The power of computing is no longer the computer in your hand. It is the Cloud powering your work. Cloud computing fundamentally disrupts the way most customers select products. We used to buy a device and then think about where to save our work. Now, we think about where our work is saved (in what ecosystem) and then pick a device that will let us most easily access and continue our work. The three tech giants – Google, Apple, and Microsoft – have known this for some time. It’s also why they all eagerly provide access to most (if not all) of their Cloud services for free to K-12 education.
So, the choice is no longer about what device you should buy for your students. The choice is now which Cloud to adopt for your students. For me, the choice is simple. Microsoft and Apple have made efforts to connect and partially live in the Cloud. Google, on the other hand, was born in the Cloud. And, the current state of each of their products shows that history. For several years, Google has had robust, fully Cloud-based productivity apps like Google Mail, Docs, Sheets, Slides, Drawings, and Maps. They also have a whole host of other solutions that make student learning even more engaging, flexible, and authentic – such as Google Classroom, Google Sites, Google Photos, Google Earth, Blogger, YouTube, CS First, Google Expeditions, Tour Creator, Google Arts and Culture, and more.
Microsoft and Apple still have a place for special situations – like a lab for computer-aided design and drafting or a lab for producing the school’s video announcements. And, certainly, a school should take time to do their roll out the right way. However, I think the majority of students’ needs can be best met with a Chromebook and the robust Cloud that powers it.

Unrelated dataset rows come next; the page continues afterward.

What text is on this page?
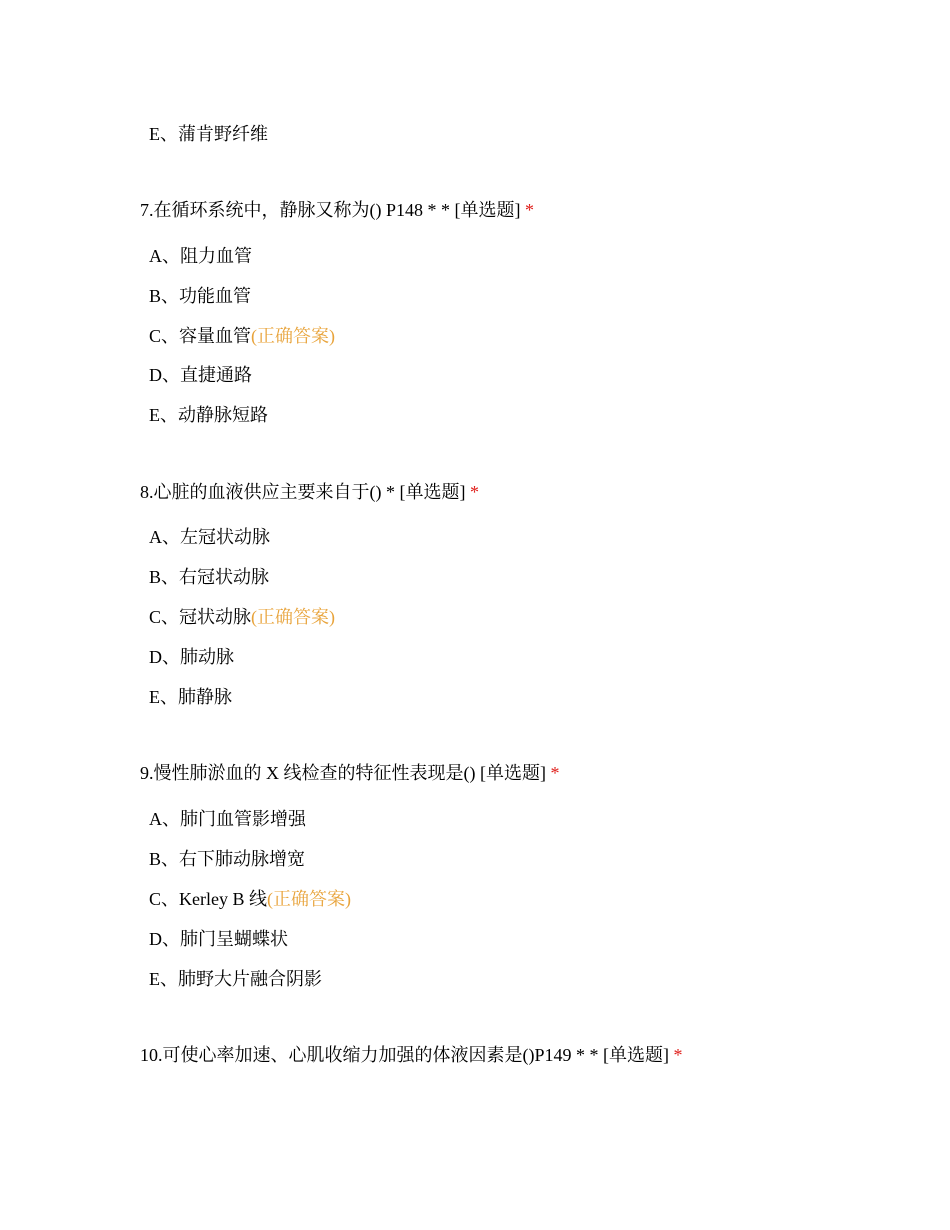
E、蒲肯野纤维
7.在循环系统中，静脉又称为() P148 * * [单选题] *
A、阻力血管
B、功能血管
C、容量血管(正确答案)
D、直捷通路
E、动静脉短路
8.心脏的血液供应主要来自于() * [单选题] *
A、左冠状动脉
B、右冠状动脉
C、冠状动脉(正确答案)
D、肺动脉
E、肺静脉
9.慢性肺淤血的 X 线检查的特征性表现是() [单选题] *
A、肺门血管影增强
B、右下肺动脉增宽
C、Kerley B 线(正确答案)
D、肺门呈蝴蝶状
E、肺野大片融合阴影
10.可使心率加速、心肌收缩力加强的体液因素是()P149 * * [单选题] *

With that said, a Chromebook – and really any of these devices – cannot guarantee that a student will succeed, much like owning a pencil and paintbrush didn’t guarantee that my generation would all be good writers or good artists. However, Google understands that the future isn’t just about bringing tools into the classroom; it’s about connecting the work inside the classroom with the world outside the classroom. Students are no longer just producing work that their teacher can grade. Their audience can be the world. They are not limited by access to a lab that has the software they need. They are limited only by the depth of their imagination.
Schiller is right: a Chromebook is less costly. What he fails to understand is the experience that it can provide students is exceptionally rich.